Credit insurer Coface's major group insurance entities have had their 'AA-' IFS rating and 'A+' IDR ratings affirmed by Fitch.
The ratings agency has also affirmed the short-term IFS ratings of Coface SA and Coface Kreditversicherung AG, Coface's German insurance subsidiary, at 'F1+'.
The affirmation is an endorsement of Coface's solid financial profile at the end of 2011, as demonstrated by sound underwriting performance reflected in a Fitch-calculated combined ratio at 89% down from 92% in 2010, and a positive, albeit lower, €74m net profit partly due to non-recurrent items.
The ratings also reflect Coface's solid global business positioning and strong capital levels commensurate with the current rating.
The outlook on all ratings is considered stable, indicating the agency's expectations that Coface will uphold its current capital position and withstand expected increases in corporate insolvencies as a result of conservative underwriting measures implemented since mid-2011 in anticipation of a significant global economic slowdown.
Fitch views the ownership of Coface by parent group Nataxis as a drag on the insurer's rating.
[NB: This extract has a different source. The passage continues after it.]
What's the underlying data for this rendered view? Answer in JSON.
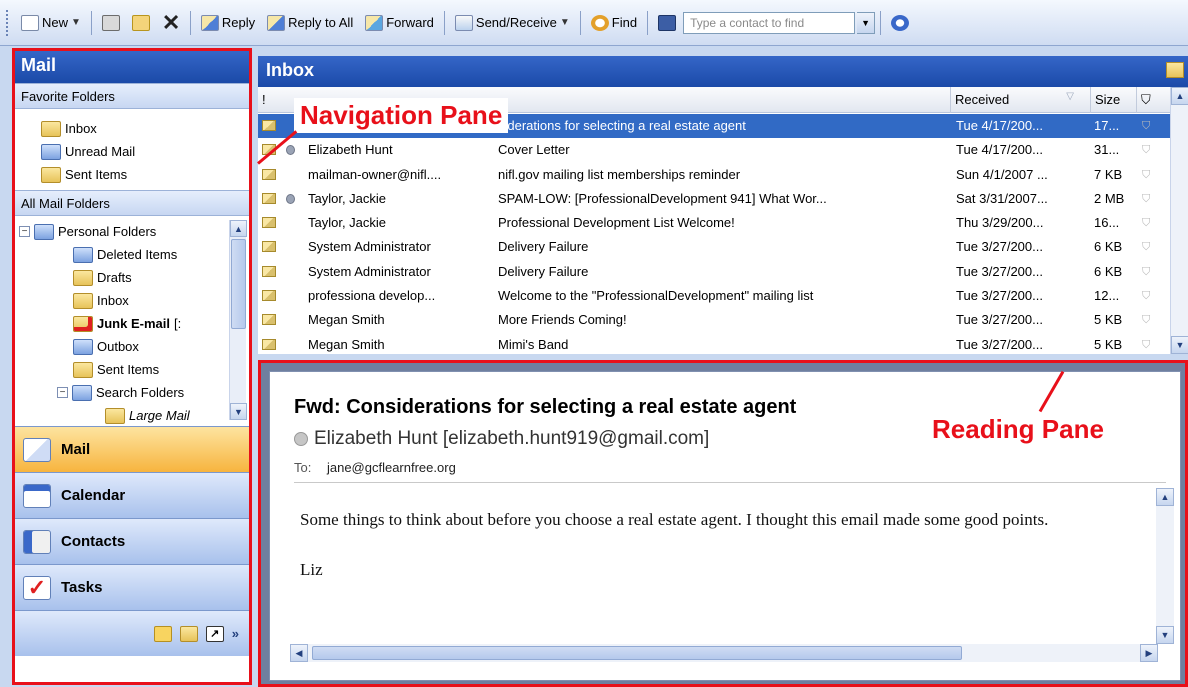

It sees Coface's strategic importance to the parent company as limited, and that Nataxis' weaker financial profile means its ability to provide support to Coface would be constrained.
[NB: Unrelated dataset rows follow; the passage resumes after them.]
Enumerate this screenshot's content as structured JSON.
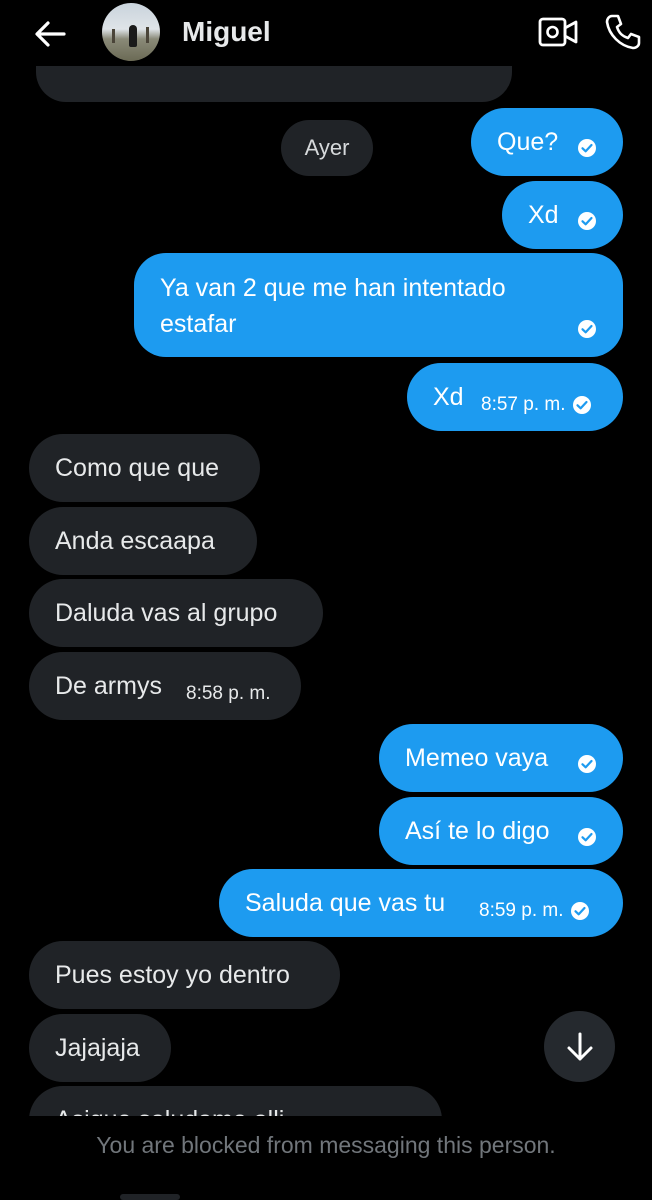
{
  "header": {
    "contact_name": "Miguel",
    "back_icon": "arrow-left-icon",
    "video_icon": "video-camera-icon",
    "phone_icon": "phone-icon"
  },
  "day_separator": "Ayer",
  "messages": [
    {
      "dir": "out",
      "text": "Que?"
    },
    {
      "dir": "out",
      "text": "Xd"
    },
    {
      "dir": "out",
      "text": "Ya van 2 que me han intentado estafar"
    },
    {
      "dir": "out",
      "text": "Xd",
      "time": "8:57 p. m."
    },
    {
      "dir": "in",
      "text": "Como que que"
    },
    {
      "dir": "in",
      "text": "Anda escaapa"
    },
    {
      "dir": "in",
      "text": "Daluda vas al grupo"
    },
    {
      "dir": "in",
      "text": "De armys",
      "time": "8:58 p. m."
    },
    {
      "dir": "out",
      "text": "Memeo vaya"
    },
    {
      "dir": "out",
      "text": "Así te lo digo"
    },
    {
      "dir": "out",
      "text": "Saluda que vas tu",
      "time": "8:59 p. m."
    },
    {
      "dir": "in",
      "text": "Pues estoy yo dentro"
    },
    {
      "dir": "in",
      "text": "Jajajaja"
    },
    {
      "dir": "in",
      "text": "Asique saludame alli"
    }
  ],
  "scroll_button_icon": "arrow-down-icon",
  "footer": {
    "blocked_notice": "You are blocked from messaging this person."
  },
  "colors": {
    "background": "#000000",
    "outgoing_bubble": "#1d9bf0",
    "incoming_bubble": "#202327",
    "muted_text": "#71767b"
  }
}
Although unlikely in the medium term, factors that could trigger a rating upgrade include a new and financially stronger shareholding structure in which Coface's strategic importance increases at the same time as the group's standalone financial profile remains strong.
The ratings could be downgraded if the credit quality of Natixis deteriorates to the extent that capital is extracted from Coface to support Natixis, or Coface's standalone profile deteriorated as reflected in increased insolvencies leading to a combined ratio sustainably above 100% and a fall in its current capital levels.